Dans sa décision du 18 juin 2020, le Conseil constitutionnel a censuré deux séries de dispositions, inscrites à l'article 1er de la loi visant à lutter contre les contenus haineux sur internet, dit loi Avia Ces dispositions instituent à la charge de plusieurs opérateurs de services de communication en ligne des obligations de retrait de contenus illégaux.

Proportionnalité de l'atteinte à la liberté d'expression

Le Conseil constitutionnel a rappelé, tout d'abord, qu'il revient au législateur d'édicter des règles visant à faire cesser des abus de l'exercice de la liberté d'expression et de communication pouvant porter atteinte à l'ordre public et aux droits des tiers.

Il a ensuite précisé que les attentes portées à l'exercice de la liberté d'expression et de communication, condition de la démocratie, doivent être nécessaires, adaptées et proportionnées à l'objectif poursuivi.

Ainsi, les Sages ont estimé que « la diffusion d'images pornographiques représentant des mineurs, d'une part, et la provocation à des actes de terrorisme ou l'apologie de tels actes, d'autre part », constituent des abus de cette liberté.

Censure des obligations de retrait pesant sur les réseaux sociaux

Sur l'obligation de retrait de ces contenus, les Sages ont relevé que les dispositions de la loi autorisant l'autorité administrative à demander aux « hébergeurs ou aux éditeurs d'un service de communication en ligne » le retrait de contenus à caractère terroriste ou pédopornographique, sous peine d'une amende de 250 000 euros et d'un an de prison, portent à la liberté d'expression une atteinte qui « n'est pas adaptée, nécessaire et proportionnée au but poursuivi ».

Ces dispositions ont donc été censurées, de même que celles imposant à certains opérateurs de plateforme en ligne de retirer sous vingt-quatre heures des contenus illicites, de part « leur caractère haineux ou sexuel ». Sur le délai imposé, les Sages ont soulevé sa brièveté, au regard des difficultés d'appréciation du caractère manifeste de l'illicéité des contenus signalés imposés aux opérateurs et du risque de signalements nombreux, le cas échéant infondés.

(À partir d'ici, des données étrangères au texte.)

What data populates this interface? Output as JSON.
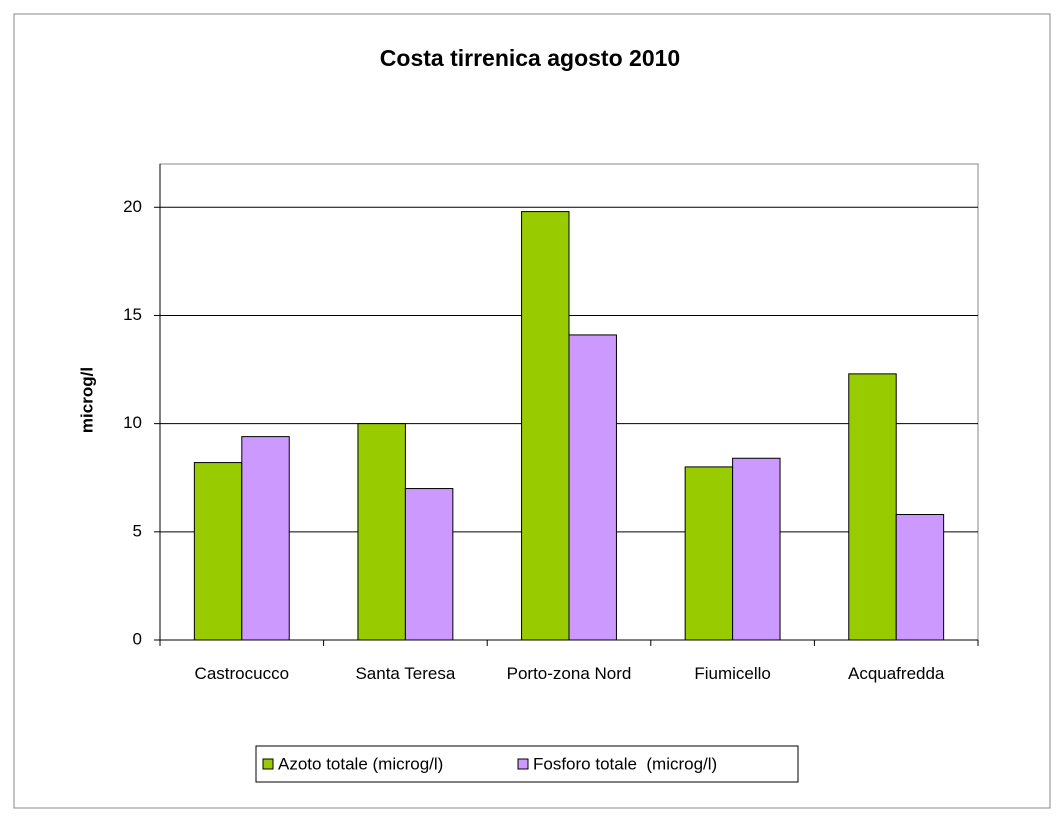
{
  "chart_data": {
    "type": "bar",
    "title": "Costa tirrenica agosto 2010",
    "ylabel": "microg/l",
    "categories": [
      "Castrocucco",
      "Santa Teresa",
      "Porto-zona Nord",
      "Fiumicello",
      "Acquafredda"
    ],
    "series": [
      {
        "name": "Azoto totale (microg/l)",
        "color": "#99cc00",
        "values": [
          8.2,
          10.0,
          19.8,
          8.0,
          12.3
        ]
      },
      {
        "name": "Fosforo totale  (microg/l)",
        "color": "#cc99ff",
        "values": [
          9.4,
          7.0,
          14.1,
          8.4,
          5.8
        ]
      }
    ],
    "ylim": [
      0,
      22
    ],
    "yticks": [
      0,
      5,
      10,
      15,
      20
    ],
    "grid": true,
    "legend": "bottom"
  }
}
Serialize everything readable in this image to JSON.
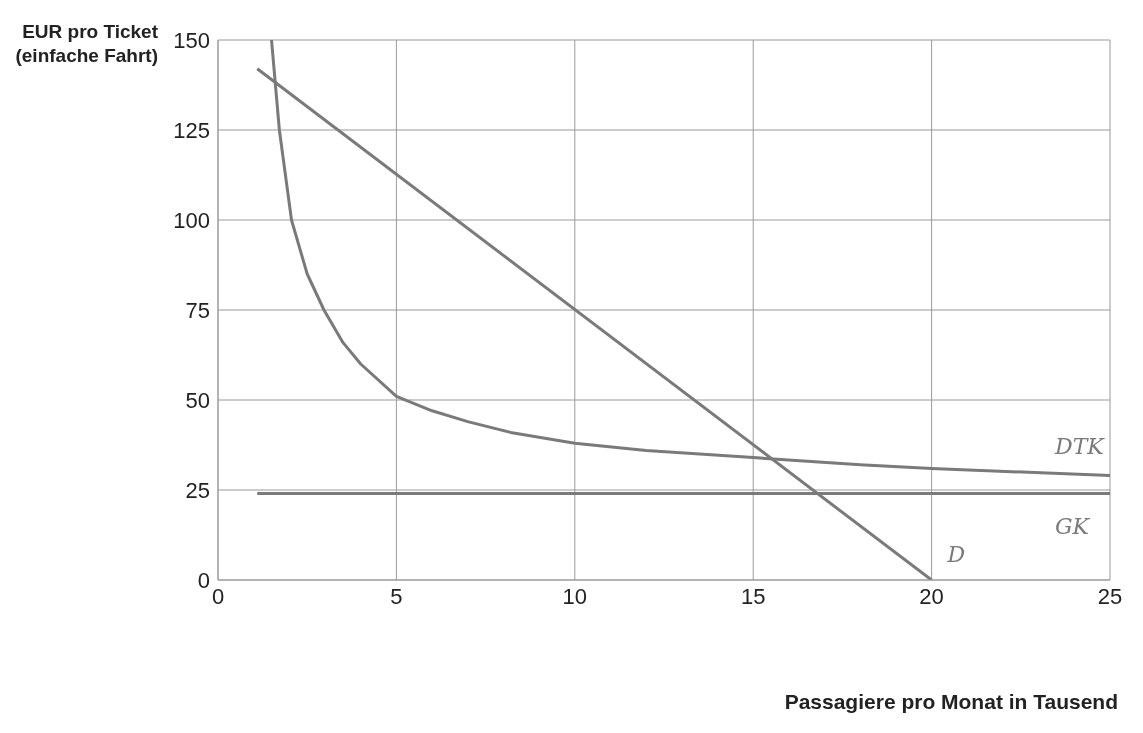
{
  "chart_data": {
    "type": "line",
    "xlabel": "Passagiere pro Monat in Tausend",
    "ylabel": "EUR pro Ticket (einfache Fahrt)",
    "xlim": [
      0,
      25
    ],
    "xticks": [
      0,
      5,
      10,
      15,
      20,
      25
    ],
    "ylim": [
      0,
      150
    ],
    "yticks": [
      0,
      25,
      50,
      75,
      100,
      125,
      150
    ],
    "grid": true,
    "marker": "none",
    "line_style": "solid",
    "series": [
      {
        "name": "DTK",
        "color": "#7a7a7a",
        "x": [
          1.5,
          1.72,
          2.06,
          2.5,
          2.97,
          3.5,
          4,
          5,
          6,
          7,
          8.2,
          10,
          12,
          15,
          18,
          20,
          25
        ],
        "values": [
          150,
          125,
          100,
          85,
          75,
          66,
          60,
          51,
          47,
          44,
          41,
          38,
          36,
          34,
          32,
          31,
          29
        ]
      },
      {
        "name": "GK",
        "color": "#7a7a7a",
        "x": [
          1.1,
          25
        ],
        "values": [
          24,
          24
        ]
      },
      {
        "name": "D",
        "color": "#7a7a7a",
        "x": [
          1.1,
          20
        ],
        "values": [
          142,
          0
        ]
      }
    ]
  }
}
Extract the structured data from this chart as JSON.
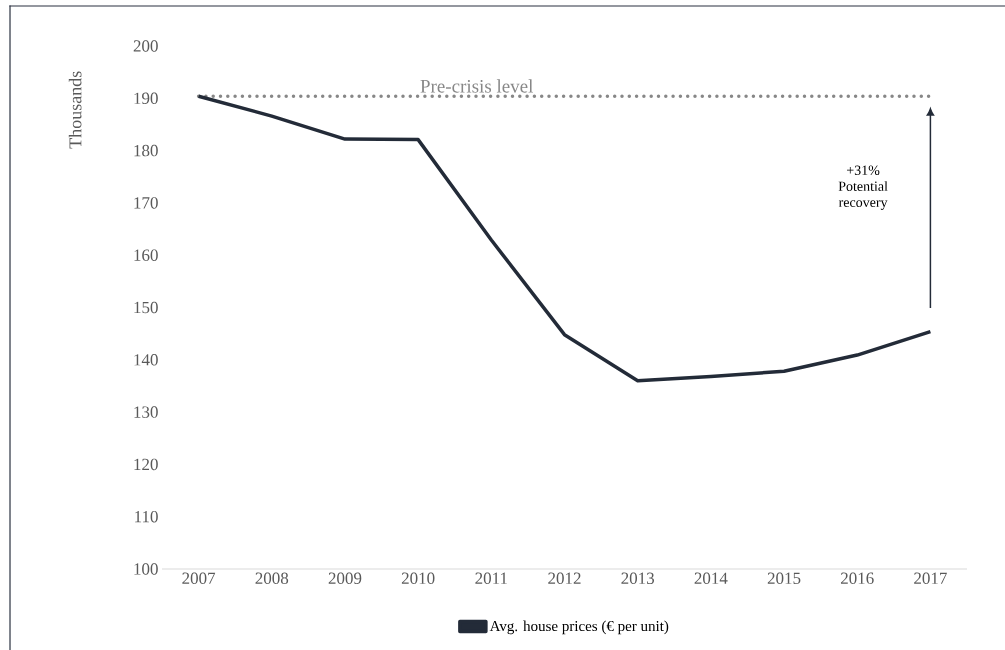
{
  "chart_data": {
    "type": "line",
    "ylabel": "Thousands",
    "categories": [
      "2007",
      "2008",
      "2009",
      "2010",
      "2011",
      "2012",
      "2013",
      "2014",
      "2015",
      "2016",
      "2017"
    ],
    "series": [
      {
        "name": "Avg. house prices (€ per unit)",
        "color": "#232b38",
        "values": [
          190.4,
          186.6,
          182.2,
          182.1,
          162.9,
          144.8,
          136.0,
          136.8,
          137.8,
          140.9,
          145.4
        ]
      }
    ],
    "ylim": [
      100,
      200
    ],
    "yticks": [
      100,
      110,
      120,
      130,
      140,
      150,
      160,
      170,
      180,
      190,
      200
    ],
    "ref_lines": [
      {
        "axis": "y",
        "value": 190.4,
        "label": "Pre-crisis level",
        "color": "#878787",
        "line_style": "dotted"
      }
    ],
    "annotations": [
      "+31% Potential recovery"
    ],
    "legend": "bottom",
    "grid": false,
    "marker": "none",
    "line_style": "solid"
  }
}
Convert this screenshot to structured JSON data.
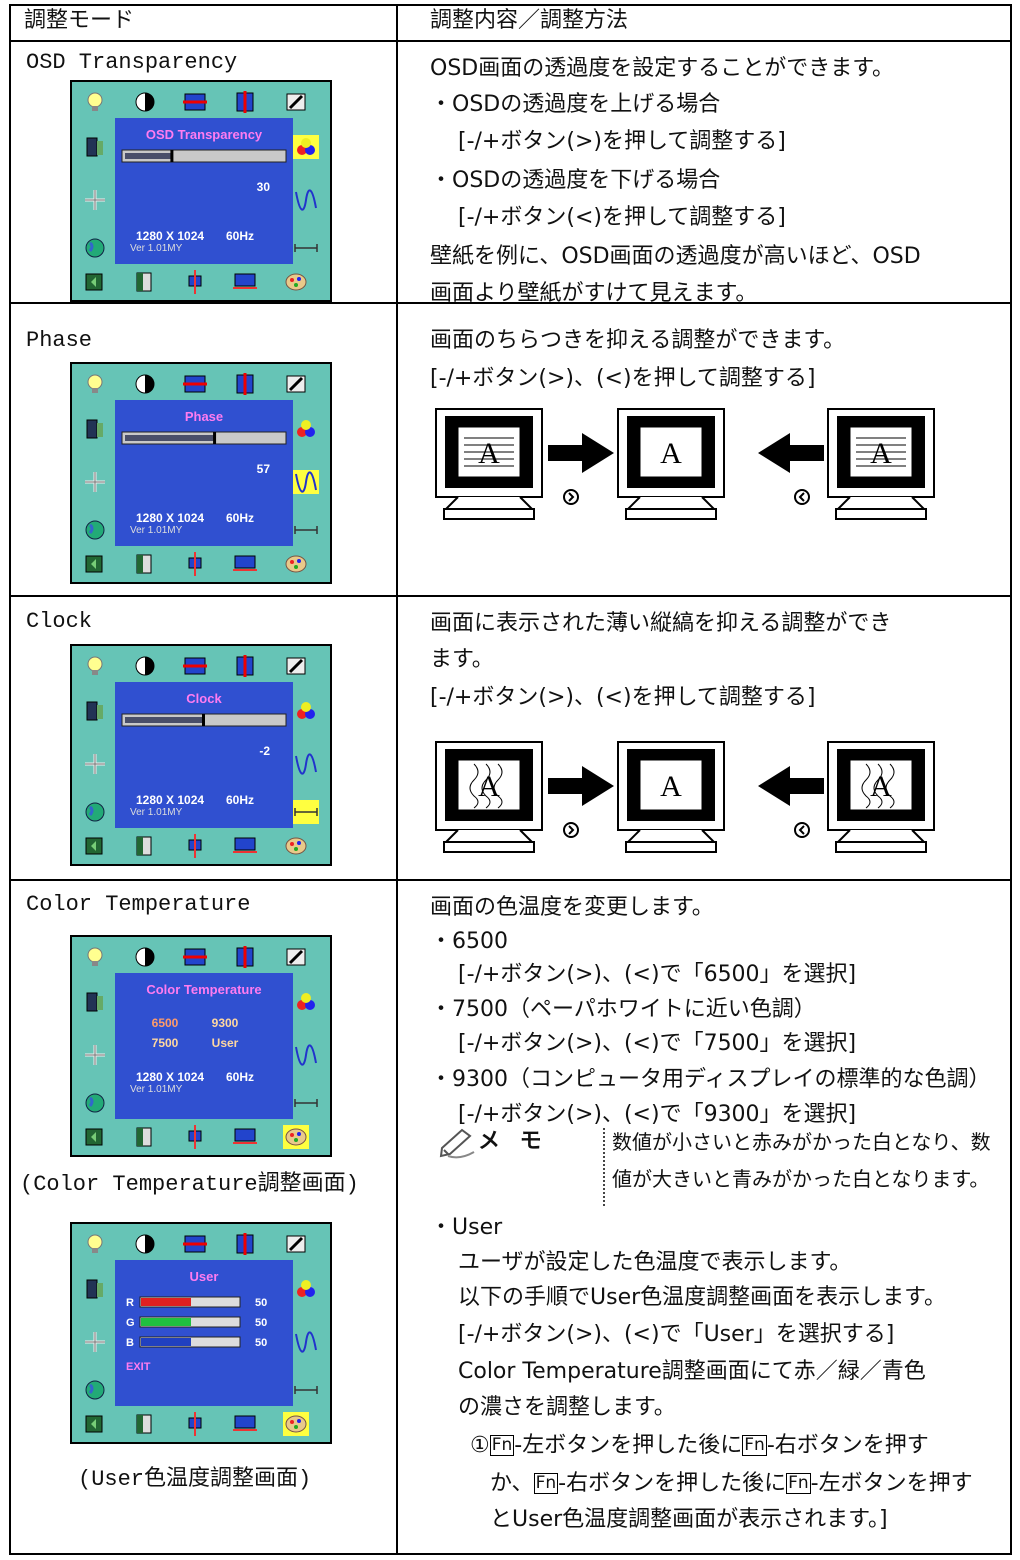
{
  "header": {
    "mode": "調整モード",
    "method": "調整内容／調整方法"
  },
  "rows": [
    {
      "mode": "OSD Transparency",
      "screen": {
        "title": "OSD Transparency",
        "value": 30,
        "resolution": "1280 X 1024",
        "frequency": "60Hz",
        "version": "Ver 1.01MY"
      },
      "lines": [
        "OSD画面の透過度を設定することができます。",
        "・OSDの透過度を上げる場合",
        "[-/+ボタン(>)を押して調整する]",
        "・OSDの透過度を下げる場合",
        "[-/+ボタン(<)を押して調整する]",
        "壁紙を例に、OSD画面の透過度が高いほど、OSD",
        "画面より壁紙がすけて見えます。"
      ]
    },
    {
      "mode": "Phase",
      "screen": {
        "title": "Phase",
        "value": 57,
        "resolution": "1280 X 1024",
        "frequency": "60Hz",
        "version": "Ver 1.01MY"
      },
      "lines": [
        "画面のちらつきを抑える調整ができます。",
        "[-/+ボタン(>)、(<)を押して調整する]"
      ],
      "diagram": {
        "letters": [
          "A",
          "A",
          "A"
        ]
      }
    },
    {
      "mode": "Clock",
      "screen": {
        "title": "Clock",
        "value": -2,
        "resolution": "1280 X 1024",
        "frequency": "60Hz",
        "version": "Ver 1.01MY"
      },
      "lines": [
        "画面に表示された薄い縦縞を抑える調整ができ",
        "ます。",
        "[-/+ボタン(>)、(<)を押して調整する]"
      ],
      "diagram": {
        "letters": [
          "A",
          "A",
          "A"
        ]
      }
    },
    {
      "mode": "Color Temperature",
      "screens": [
        {
          "title": "Color Temperature",
          "options": [
            "6500",
            "9300",
            "7500",
            "User"
          ],
          "resolution": "1280 X 1024",
          "frequency": "60Hz",
          "version": "Ver 1.01MY",
          "caption": "(Color Temperature調整画面)"
        },
        {
          "title": "User",
          "channels": [
            {
              "label": "R",
              "value": 50
            },
            {
              "label": "G",
              "value": 50
            },
            {
              "label": "B",
              "value": 50
            }
          ],
          "exit": "EXIT",
          "caption": "(User色温度調整画面)"
        }
      ],
      "lines": [
        "画面の色温度を変更します。",
        "・6500",
        "[-/+ボタン(>)、(<)で「6500」を選択]",
        "・7500（ペーパホワイトに近い色調）",
        "[-/+ボタン(>)、(<)で「7500」を選択]",
        "・9300（コンピュータ用ディスプレイの標準的な色調）",
        "[-/+ボタン(>)、(<)で「9300」を選択]"
      ],
      "memo": {
        "label": "メ モ",
        "lines": [
          "数値が小さいと赤みがかった白となり、数",
          "値が大きいと青みがかった白となります。"
        ]
      },
      "lines2": [
        "・User",
        "ユーザが設定した色温度で表示します。",
        "以下の手順でUser色温度調整画面を表示します。",
        "[-/+ボタン(>)、(<)で「User」を選択する]",
        "Color Temperature調整画面にて赤／緑／青色",
        "の濃さを調整します。"
      ],
      "steps": [
        [
          {
            "text": "①"
          },
          {
            "key": "Fn"
          },
          {
            "text": "-左ボタンを押した後に"
          },
          {
            "key": "Fn"
          },
          {
            "text": "-右ボタンを押す"
          }
        ],
        [
          {
            "text": "か、"
          },
          {
            "key": "Fn"
          },
          {
            "text": "-右ボタンを押した後に"
          },
          {
            "key": "Fn"
          },
          {
            "text": "-左ボタンを押す"
          }
        ],
        [
          {
            "text": "とUser色温度調整画面が表示されます。]"
          }
        ]
      ]
    }
  ]
}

Pour les raisons précitées, auxquelles s'ajoutent l'instauration d'une peine encourue dès le premier manquement et l'absence de cause d'exonération de responsabilité, les dispositions litigieuses, incitant ces opérateurs à retirer des contenus signalés par les utilisateurs, « qu'ils soient ou non manifestement illicites » et sans intervention préalable d'un juge, portent une atteinte disproportionnée à l'exercice de la liberté d'expression et sont, dès lors, censurées.